Are you currently searching for your first home in Middle Tennessee? If so, it’s essential that you formulate your budget differently than you have as a renter. In addition to the costs of your base mortgage payment, your interest payment, and property tax will also be due monthly.

Additional scheduled and unexpected costs like routine maintenance costs, repairs, and homeowners’ insurance must also be accounted for. Your true costs will be far different from a simple monthly repayment of the principal on your loan.

Today, we’re explaining everything you need to know about property taxes as a homeowner in Middle Tennessee. Let’s dive into rate calculation, payment rules, and the consequences of falling behind. Take a deep breath—you’ve got this!


Why Will I Be Charged Property Tax?

Part of what makes Middle Tennessee such a great place to live is our natural setting, certainly, but the rest comes down to the incredible community by which we’re surrounded. In order to help fund our police and fire departments, road maintenance, and schools, homeowners are responsible for paying property tax.


How Much Will I Need to Pay?

In Tennessee, tax on residential properties, whether said home is vacant, rented out, or used as the homeowner’s primary residence, is calculated based on a property’s appraised value.

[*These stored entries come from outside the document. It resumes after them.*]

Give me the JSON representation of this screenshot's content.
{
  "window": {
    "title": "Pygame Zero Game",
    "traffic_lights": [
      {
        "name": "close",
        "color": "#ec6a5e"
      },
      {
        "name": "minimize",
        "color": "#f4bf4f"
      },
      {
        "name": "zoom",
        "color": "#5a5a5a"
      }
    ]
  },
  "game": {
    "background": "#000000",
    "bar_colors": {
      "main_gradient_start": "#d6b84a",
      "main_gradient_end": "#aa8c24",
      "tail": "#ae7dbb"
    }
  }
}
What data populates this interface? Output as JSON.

If tax jargon isn’t your favorite, you’ll be pleased to learn that there are only a few relevant terms to know. Each will help you calculate property tax on any home you are considering.

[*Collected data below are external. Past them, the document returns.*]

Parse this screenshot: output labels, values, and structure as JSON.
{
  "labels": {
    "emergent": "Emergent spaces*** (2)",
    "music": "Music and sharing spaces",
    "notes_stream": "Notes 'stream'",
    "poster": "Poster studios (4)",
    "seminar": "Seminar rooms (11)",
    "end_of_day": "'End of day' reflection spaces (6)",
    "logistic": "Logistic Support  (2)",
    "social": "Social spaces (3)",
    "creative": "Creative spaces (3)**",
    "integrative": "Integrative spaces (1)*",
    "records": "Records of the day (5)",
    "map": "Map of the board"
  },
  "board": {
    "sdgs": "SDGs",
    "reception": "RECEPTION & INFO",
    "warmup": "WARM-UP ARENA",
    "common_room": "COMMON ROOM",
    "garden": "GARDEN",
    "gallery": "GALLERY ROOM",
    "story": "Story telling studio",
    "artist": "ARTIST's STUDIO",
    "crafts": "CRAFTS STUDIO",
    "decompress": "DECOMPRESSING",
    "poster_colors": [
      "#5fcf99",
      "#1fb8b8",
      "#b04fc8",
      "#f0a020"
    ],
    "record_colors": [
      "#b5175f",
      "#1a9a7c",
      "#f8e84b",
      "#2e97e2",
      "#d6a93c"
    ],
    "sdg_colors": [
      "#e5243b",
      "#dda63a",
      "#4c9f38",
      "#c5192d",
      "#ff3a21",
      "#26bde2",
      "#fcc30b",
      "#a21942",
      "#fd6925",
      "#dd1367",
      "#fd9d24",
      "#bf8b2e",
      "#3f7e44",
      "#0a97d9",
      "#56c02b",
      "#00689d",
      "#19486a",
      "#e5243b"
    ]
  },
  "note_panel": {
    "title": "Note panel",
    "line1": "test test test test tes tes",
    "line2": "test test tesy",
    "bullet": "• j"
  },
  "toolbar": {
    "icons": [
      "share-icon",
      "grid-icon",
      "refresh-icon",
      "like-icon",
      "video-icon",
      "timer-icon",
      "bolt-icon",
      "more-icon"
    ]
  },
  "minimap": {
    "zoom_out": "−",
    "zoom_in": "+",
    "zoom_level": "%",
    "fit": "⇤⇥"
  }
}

Assessed value: The value of your home as declared by a government employee called a property assessor. This value is not the purchase price of your home, nor is it the price your home could command if placed on the market at any given time. The assessed value tends to be lower than either, however, which will be to your benefit.

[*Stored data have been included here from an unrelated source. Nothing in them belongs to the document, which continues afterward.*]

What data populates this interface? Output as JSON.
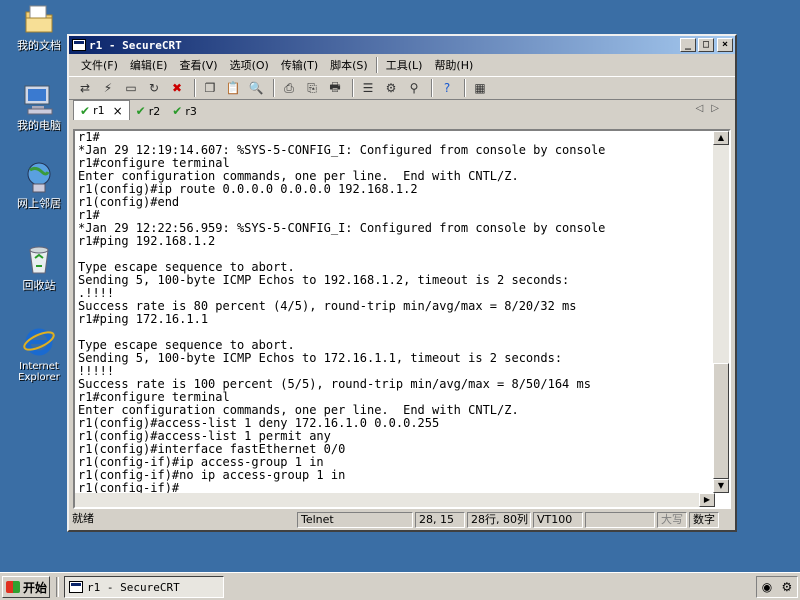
{
  "desktop": {
    "icons": [
      {
        "label": "我的文档"
      },
      {
        "label": "我的电脑"
      },
      {
        "label": "网上邻居"
      },
      {
        "label": "回收站"
      },
      {
        "label": "Internet Explorer"
      }
    ]
  },
  "window": {
    "title": "r1 - SecureCRT",
    "controls": {
      "minimize": "_",
      "maximize": "□",
      "close": "×"
    }
  },
  "menu": [
    "文件(F)",
    "编辑(E)",
    "查看(V)",
    "选项(O)",
    "传输(T)",
    "脚本(S)",
    "工具(L)",
    "帮助(H)"
  ],
  "tabs": [
    {
      "label": "r1",
      "active": true,
      "close": "×"
    },
    {
      "label": "r2"
    },
    {
      "label": "r3"
    }
  ],
  "terminal": {
    "lines": [
      "r1#",
      "*Jan 29 12:19:14.607: %SYS-5-CONFIG_I: Configured from console by console",
      "r1#configure terminal",
      "Enter configuration commands, one per line.  End with CNTL/Z.",
      "r1(config)#ip route 0.0.0.0 0.0.0.0 192.168.1.2",
      "r1(config)#end",
      "r1#",
      "*Jan 29 12:22:56.959: %SYS-5-CONFIG_I: Configured from console by console",
      "r1#ping 192.168.1.2",
      "",
      "Type escape sequence to abort.",
      "Sending 5, 100-byte ICMP Echos to 192.168.1.2, timeout is 2 seconds:",
      ".!!!!",
      "Success rate is 80 percent (4/5), round-trip min/avg/max = 8/20/32 ms",
      "r1#ping 172.16.1.1",
      "",
      "Type escape sequence to abort.",
      "Sending 5, 100-byte ICMP Echos to 172.16.1.1, timeout is 2 seconds:",
      "!!!!!",
      "Success rate is 100 percent (5/5), round-trip min/avg/max = 8/50/164 ms",
      "r1#configure terminal",
      "Enter configuration commands, one per line.  End with CNTL/Z.",
      "r1(config)#access-list 1 deny 172.16.1.0 0.0.0.255",
      "r1(config)#access-list 1 permit any",
      "r1(config)#interface fastEthernet 0/0",
      "r1(config-if)#ip access-group 1 in",
      "r1(config-if)#no ip access-group 1 in",
      "r1(config-if)#"
    ]
  },
  "status": {
    "ready": "就绪",
    "protocol": "Telnet",
    "cursor": "28, 15",
    "size": "28行, 80列",
    "emulation": "VT100",
    "caps": "大写",
    "num": "数字"
  },
  "taskbar": {
    "start": "开始",
    "task": "r1 - SecureCRT"
  }
}
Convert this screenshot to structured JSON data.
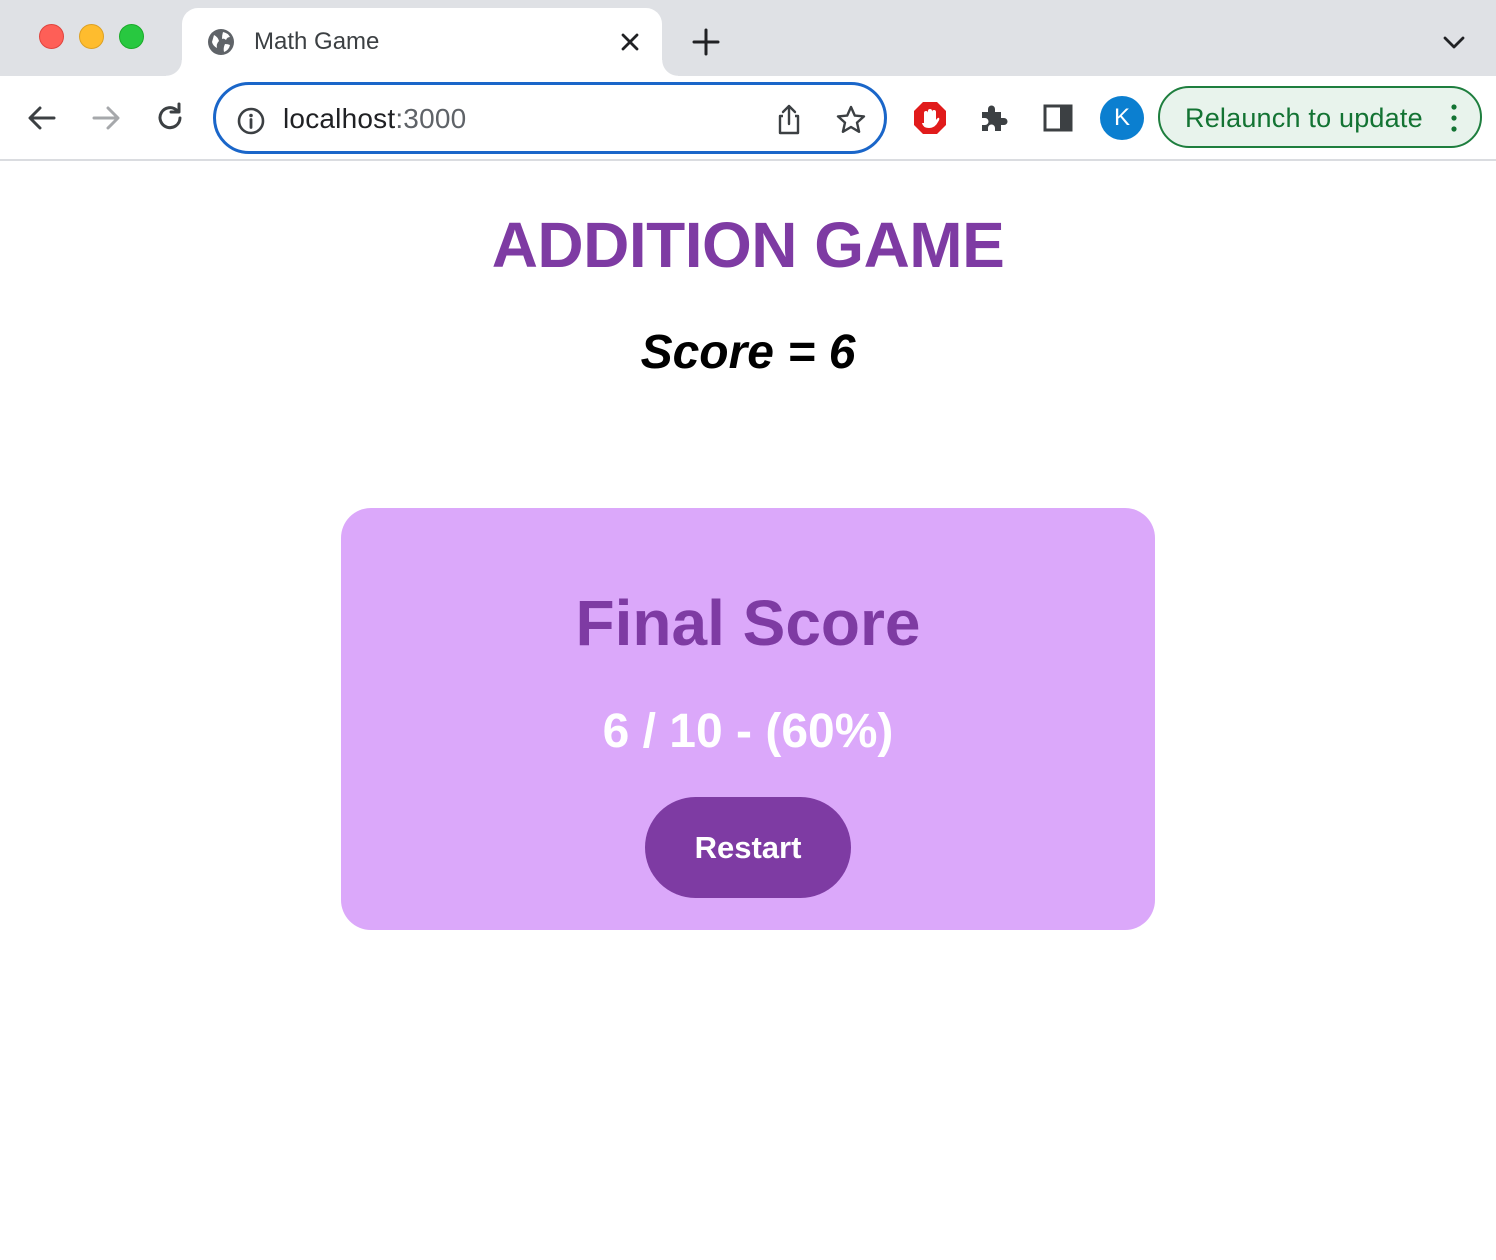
{
  "browser": {
    "tab": {
      "title": "Math Game",
      "favicon": "globe-icon"
    },
    "omnibox": {
      "host": "localhost",
      "port": ":3000"
    },
    "profile_initial": "K",
    "relaunch_label": "Relaunch to update",
    "colors": {
      "omnibox_focus": "#1a66c9",
      "relaunch_text": "#137333",
      "avatar": "#0b7fd0"
    }
  },
  "page": {
    "title": "ADDITION GAME",
    "score_text": "Score = 6",
    "final_card": {
      "heading": "Final Score",
      "result": "6 / 10 - (60%)",
      "restart_label": "Restart"
    },
    "colors": {
      "primary": "#7e3ba3",
      "card_background": "#dba8fa",
      "result_text": "#ffffff"
    }
  }
}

Assessment ratio: Tennessee sets this value rather than requiring homeowners to calculate it. The assessment ratio for a residential property is 25%. 

Assessed value: The product of multiplying your home’s appraisal value by the assessment ratio.

Once you have your appraised value and this assessment ratio, you’ll multiply these figures together. Finally, multiply this product by the tax rate. The precise tax rate you’ll have to pay will depend on your home’s location.

Let’s assume your home’s appraised value is $300,000. The assessed value will be $75,000, or 25% of your appraised value. The tax rate in the General Services district is $2.922 per hundred of this assessed value, so we need only divide $75,000 by 100. The resulting figure of 750 multiplied by $2.922 is $2191.50, which is your total property tax due in the coming year.


When Will I Pay My Property Taxes?

Usually, your mortgage payments will include your property taxes. You won’t have to remember to pay your property taxes separately or get hit with a lump sum bill each year. However, it should be noted that you can elect to pay your property taxes separate from your mortgage if you’d prefer. Either way, your full monthly expenditures on your new home will have an enormous impact on your overall household budget.


How Much House Can I Afford?

As a general rule, your mortgage payment and property taxes should not exceed 25% of your take-home pay. Therefore, if your household take-home pay is $8,000 each month, you can afford a monthly housing expenditure of no more than $2,000. It’s important that you choose a region in which you can afford as much house as you’ll require to comfortably fit your lifestyle.

The property tax rate in an urban area will be different from the rate in a more rural part of the state. To get a better idea of how your location will impact your property taxes, you can use this table to see the tax rates in and outside of cities throughout Tennessee in 2022. 


What Will Happen if I Do Not Keep Up on My Taxes?

Even if you are fully current on your principal mortgage payments, you must also remain current on your property taxes. Should you fail to do so, the consequences can include losing your home. Even if you do stave off foreclosure, you’ll be charged huge penalties for late property tax payments.

Clearly, the risks are massive when compared with the relatively low cost of property taxes in Tennessee. Therefore, it’s crucial that you only purchase as much home as you can afford.


Taxes Due, Taxes Deducted 

Keep in mind that home ownership can bring tax breaks. Among these is the opportunity to deduct your property tax payments from your federal income tax returns; the only requirement is for you to have fully paid your property taxes by the deadline.


The Takeaway

Few of us truly enjoy planning for tax payments, paying throughout the year, or filing our tax returns by the mid-April deadline. Still, this information will be helpful to your goal of overall financial success! 

Choose your region generally, and address specifically, with your property tax burden in mind, and you’ll feel far more in control of this fluctuating expense.

If you would like assistance understanding how your Middle Tennessee property will be impacted by tax law, your agent will be happy to help.

For in-depth financial planning related to not only your home purchase but also your retirement goals, we strongly encourage you to work with a personal accountant on an ongoing basis.